Energy costs increase for Kansas consumers
Earlier this summer, the Kansas Corporation Commission gave both Kansas Gas Service and Evergy the approval to tack on a recurring charge to customers’ monthly bills. The charge, which will last for multiple years, is so KGS and Evergy can incrementally recoup the extraordinary costs of natural gas prices set over a year ago during Winter Storm Uri in February 2021.
The recurring charges might decrease if ongoing federal investigations into possible market manipulation by natural gas wholesalers produce recovery. Both KGS and Evergy will pass the recovered money to customers.

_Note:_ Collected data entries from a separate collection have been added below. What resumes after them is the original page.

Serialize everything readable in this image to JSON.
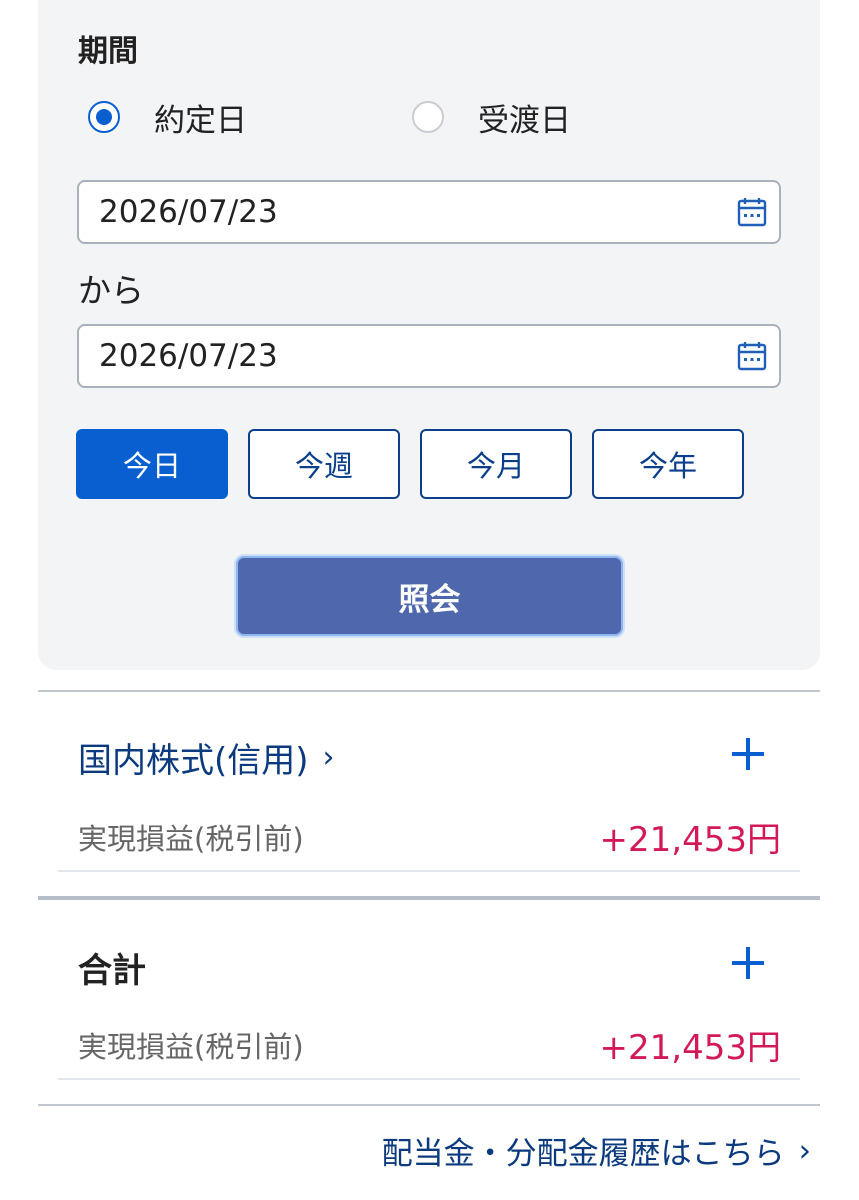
{
  "period": {
    "label": "期間",
    "options": [
      {
        "label": "約定日",
        "selected": true
      },
      {
        "label": "受渡日",
        "selected": false
      }
    ],
    "from_date": "2026/07/23",
    "from_suffix": "から",
    "to_date": "2026/07/23",
    "quick_buttons": [
      "今日",
      "今週",
      "今月",
      "今年"
    ],
    "active_quick": "今日",
    "search_label": "照会"
  },
  "sections": [
    {
      "title": "国内株式(信用)",
      "chevron": "›",
      "pl_label": "実現損益(税引前)",
      "pl_value": "+21,453円"
    },
    {
      "title": "合計",
      "pl_label": "実現損益(税引前)",
      "pl_value": "+21,453円"
    }
  ],
  "footer": {
    "link_label": "配当金・分配金履歴はこちら",
    "chevron": "›"
  },
  "icons": {
    "calendar": "calendar-icon",
    "expand": "plus-icon",
    "chevron": "chevron-right-icon"
  },
  "colors": {
    "accent": "#0a5fd0",
    "navy": "#0b3a7e",
    "positive": "#d21a5a",
    "search_button": "#4f68ad"
  }
}
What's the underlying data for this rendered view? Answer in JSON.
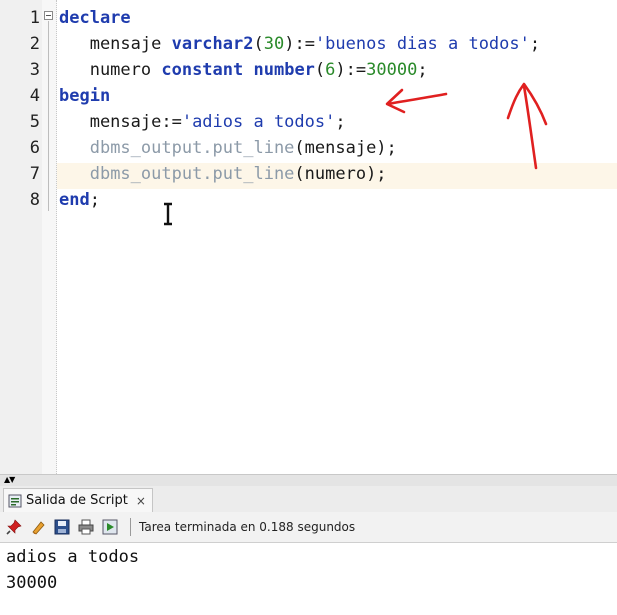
{
  "editor": {
    "line_numbers": [
      "1",
      "2",
      "3",
      "4",
      "5",
      "6",
      "7",
      "8"
    ],
    "lines": [
      {
        "tokens": [
          {
            "t": "declare",
            "c": "kw"
          }
        ]
      },
      {
        "tokens": [
          {
            "t": "   mensaje ",
            "c": ""
          },
          {
            "t": "varchar2",
            "c": "kw"
          },
          {
            "t": "(",
            "c": ""
          },
          {
            "t": "30",
            "c": "num"
          },
          {
            "t": "):=",
            "c": ""
          },
          {
            "t": "'buenos dias a todos'",
            "c": "str"
          },
          {
            "t": ";",
            "c": ""
          }
        ]
      },
      {
        "tokens": [
          {
            "t": "   numero ",
            "c": ""
          },
          {
            "t": "constant",
            "c": "kw"
          },
          {
            "t": " ",
            "c": ""
          },
          {
            "t": "number",
            "c": "kw"
          },
          {
            "t": "(",
            "c": ""
          },
          {
            "t": "6",
            "c": "num"
          },
          {
            "t": "):=",
            "c": ""
          },
          {
            "t": "30000",
            "c": "num"
          },
          {
            "t": ";",
            "c": ""
          }
        ]
      },
      {
        "tokens": [
          {
            "t": "begin",
            "c": "kw"
          }
        ]
      },
      {
        "tokens": [
          {
            "t": "   mensaje:=",
            "c": ""
          },
          {
            "t": "'adios a todos'",
            "c": "str"
          },
          {
            "t": ";",
            "c": ""
          }
        ]
      },
      {
        "tokens": [
          {
            "t": "   ",
            "c": ""
          },
          {
            "t": "dbms_output.put_line",
            "c": "call"
          },
          {
            "t": "(mensaje);",
            "c": ""
          }
        ]
      },
      {
        "tokens": [
          {
            "t": "   ",
            "c": ""
          },
          {
            "t": "dbms_output.put_line",
            "c": "call"
          },
          {
            "t": "(numero);",
            "c": ""
          }
        ]
      },
      {
        "tokens": [
          {
            "t": "end",
            "c": "kw"
          },
          {
            "t": ";",
            "c": ""
          }
        ]
      }
    ],
    "highlighted_line": "7",
    "annotation_color": "#e02020"
  },
  "output_panel": {
    "tab_label": "Salida de Script",
    "tab_close": "×",
    "status": "Tarea terminada en 0.188 segundos",
    "splitter_arrows": "▲▼",
    "output_lines": [
      "adios a todos",
      "30000"
    ]
  },
  "toolbar_icons": [
    "pin-icon",
    "eraser-icon",
    "save-icon",
    "print-icon",
    "run-script-icon"
  ]
}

It is yet another turn in the Kansas electricity saga that is likely to ramp up again in 2023, as Evergy looks to complete their Sustainability Transformation Plan to enhance transmission and renewable energy.
However, according to the Kansas Industrial Consumers Group and its initiative Kansans for Lower Electric Rates, this should be a concern for Evergy customers.

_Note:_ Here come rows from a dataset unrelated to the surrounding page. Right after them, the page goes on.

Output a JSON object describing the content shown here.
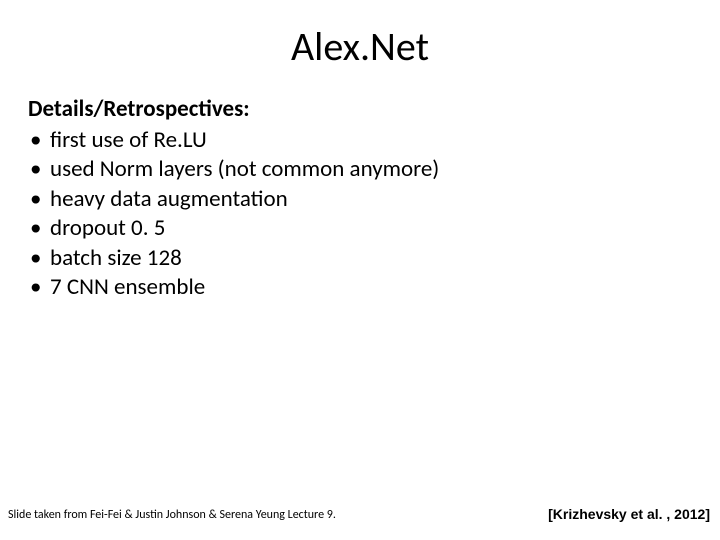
{
  "title": "Alex.Net",
  "subheading": "Details/Retrospectives:",
  "bullets": [
    "first use of Re.LU",
    "used Norm layers (not common anymore)",
    "heavy data augmentation",
    "dropout 0. 5",
    "batch size 128",
    "7 CNN ensemble"
  ],
  "footer_left": "Slide taken from Fei-Fei & Justin Johnson & Serena Yeung  Lecture 9.",
  "footer_right": "[Krizhevsky et al. , 2012]"
}
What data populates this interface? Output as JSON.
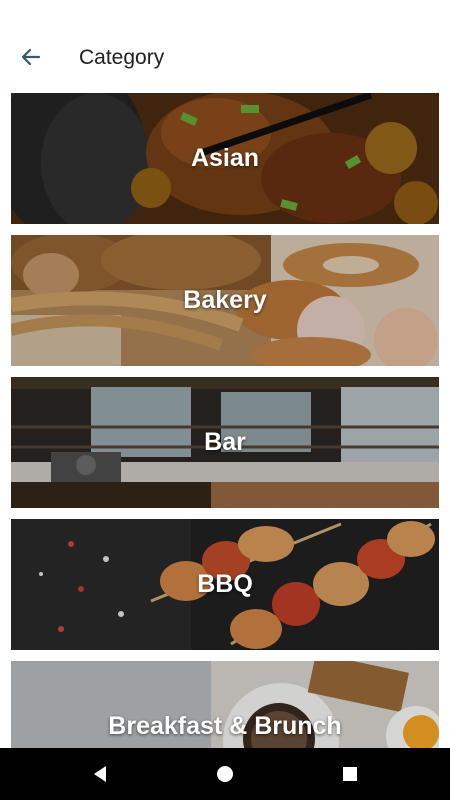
{
  "header": {
    "title": "Category",
    "back_icon": "arrow-left-icon"
  },
  "colors": {
    "back_arrow": "#37596b",
    "title_text": "#212121",
    "card_overlay": "#000000",
    "nav_bar": "#000000"
  },
  "categories": [
    {
      "label": "Asian"
    },
    {
      "label": "Bakery"
    },
    {
      "label": "Bar"
    },
    {
      "label": "BBQ"
    },
    {
      "label": "Breakfast & Brunch"
    }
  ],
  "system_nav": {
    "back_icon": "triangle-back-icon",
    "home_icon": "circle-home-icon",
    "recents_icon": "square-recents-icon"
  }
}
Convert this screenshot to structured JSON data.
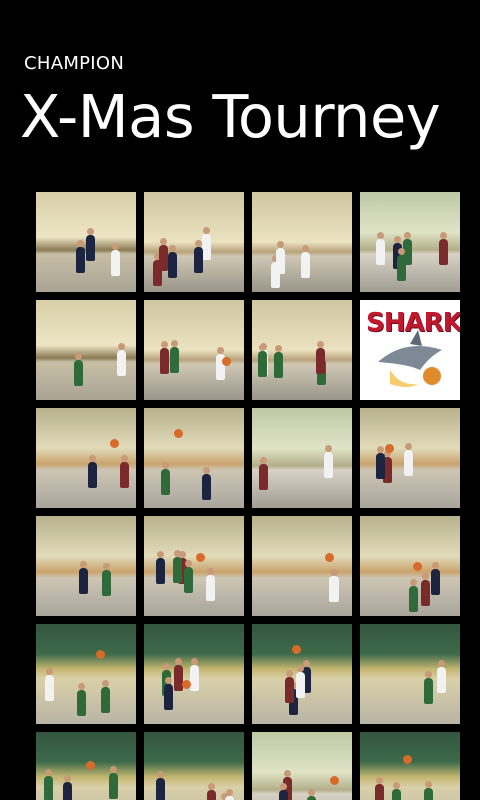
{
  "header": {
    "app_title": "CHAMPION",
    "page_title": "X-Mas Tourney"
  },
  "logo": {
    "text": "SHARK"
  },
  "grid": {
    "columns": 4,
    "thumbnails": [
      {
        "kind": "photo",
        "style": "gym-a"
      },
      {
        "kind": "photo",
        "style": "gym-b"
      },
      {
        "kind": "photo",
        "style": "gym-b"
      },
      {
        "kind": "photo",
        "style": "gym-c"
      },
      {
        "kind": "photo",
        "style": "gym-a"
      },
      {
        "kind": "photo",
        "style": "gym-b"
      },
      {
        "kind": "photo",
        "style": "gym-b"
      },
      {
        "kind": "logo",
        "style": "shark"
      },
      {
        "kind": "photo",
        "style": "gym-e"
      },
      {
        "kind": "photo",
        "style": "gym-e"
      },
      {
        "kind": "photo",
        "style": "gym-c"
      },
      {
        "kind": "photo",
        "style": "gym-e"
      },
      {
        "kind": "photo",
        "style": "gym-e"
      },
      {
        "kind": "photo",
        "style": "gym-e"
      },
      {
        "kind": "photo",
        "style": "gym-e"
      },
      {
        "kind": "photo",
        "style": "gym-e"
      },
      {
        "kind": "photo",
        "style": "gym-d"
      },
      {
        "kind": "photo",
        "style": "gym-d"
      },
      {
        "kind": "photo",
        "style": "gym-d"
      },
      {
        "kind": "photo",
        "style": "gym-d"
      },
      {
        "kind": "photo",
        "style": "gym-d"
      },
      {
        "kind": "photo",
        "style": "gym-d"
      },
      {
        "kind": "photo",
        "style": "gym-c"
      },
      {
        "kind": "photo",
        "style": "gym-d"
      }
    ]
  },
  "colors": {
    "background": "#000000",
    "text": "#ffffff",
    "shark_red": "#c0182f",
    "jersey_navy": "#1c2440",
    "jersey_green": "#2f6b3a"
  }
}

In February 2022, KLER proposed a state bill which sought to cap electric rate increases in Kansas at 1% above customers’ monthly bill from the previous year for 10 years, with unregulated things like fuel costs and other unpredictable variables like transmission rates remaining uncapped. During testimony in the committee hearing, KLER’s lawyer expressed that electricity in Kansas should be a free market. The bill, which featured a tighter regulation on electricity in Kansas, did not pass the committee.
Alongside KIC in opposition to the STP is Kansas Strong, an oil and gas resources fund which informs the public how Kansas prospers through petroleum products.

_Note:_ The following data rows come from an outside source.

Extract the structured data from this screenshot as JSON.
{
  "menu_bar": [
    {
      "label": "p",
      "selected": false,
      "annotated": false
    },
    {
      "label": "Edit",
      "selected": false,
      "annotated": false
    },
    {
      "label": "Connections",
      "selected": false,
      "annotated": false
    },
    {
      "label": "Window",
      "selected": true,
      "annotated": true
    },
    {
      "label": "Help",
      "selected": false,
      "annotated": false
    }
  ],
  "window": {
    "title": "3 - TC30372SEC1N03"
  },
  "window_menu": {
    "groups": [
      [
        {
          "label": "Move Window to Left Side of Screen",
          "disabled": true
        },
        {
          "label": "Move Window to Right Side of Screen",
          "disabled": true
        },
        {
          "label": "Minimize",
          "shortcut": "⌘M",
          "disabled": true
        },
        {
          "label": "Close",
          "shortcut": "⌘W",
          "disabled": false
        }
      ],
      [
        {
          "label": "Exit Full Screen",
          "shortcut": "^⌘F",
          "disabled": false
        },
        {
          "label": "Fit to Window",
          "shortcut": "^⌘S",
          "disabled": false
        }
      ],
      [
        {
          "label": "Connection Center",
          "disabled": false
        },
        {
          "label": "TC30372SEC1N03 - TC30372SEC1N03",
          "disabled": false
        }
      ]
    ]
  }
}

The latest advertisement from Kansas Strong asks, “What has happened in every single state that has received over five percent of its electricity from renewable sources: large increases or decreases in electric rates?”
A contestant on the fictional game show called Flip That Switch reckons that since the air and sunlight are free, electric rates must be going down. But the contestant is corrected by the host, who says, “Electric rates have increased dramatically!”
While Kansans receive significantly more electricity from renewables than 5%, Kansas Evergy customers have not seen an electric rate increase since the investor-owned utility’s founding merger in 2018. Evergy’s streamlined costs of operations have lowered the price 4% for their customers while staying below the rate of inflation.
However, former Westar Energy customers indeed saw a dramatic 63% price increase on their annual electric bills over the span of 20 years prior to Evergy’s merger. The higher price was the cost of federally-mandated emission controls for coal-fired plants and investments into fuel-less wind generation which reduces its captivity to natural gas prices.
A contradictory spending projection from one of Evergy’s past STP filings was made known by KCC Staff in July. Evergy will meet with the KCC on Dec. 13 to finalize Evergy’s current capital spending plan.
Jim Zakoura, president of KIC, confirmed he is continuing to represent KIC after his Overland Park office was absorbed into a larger legal firm earlier this year.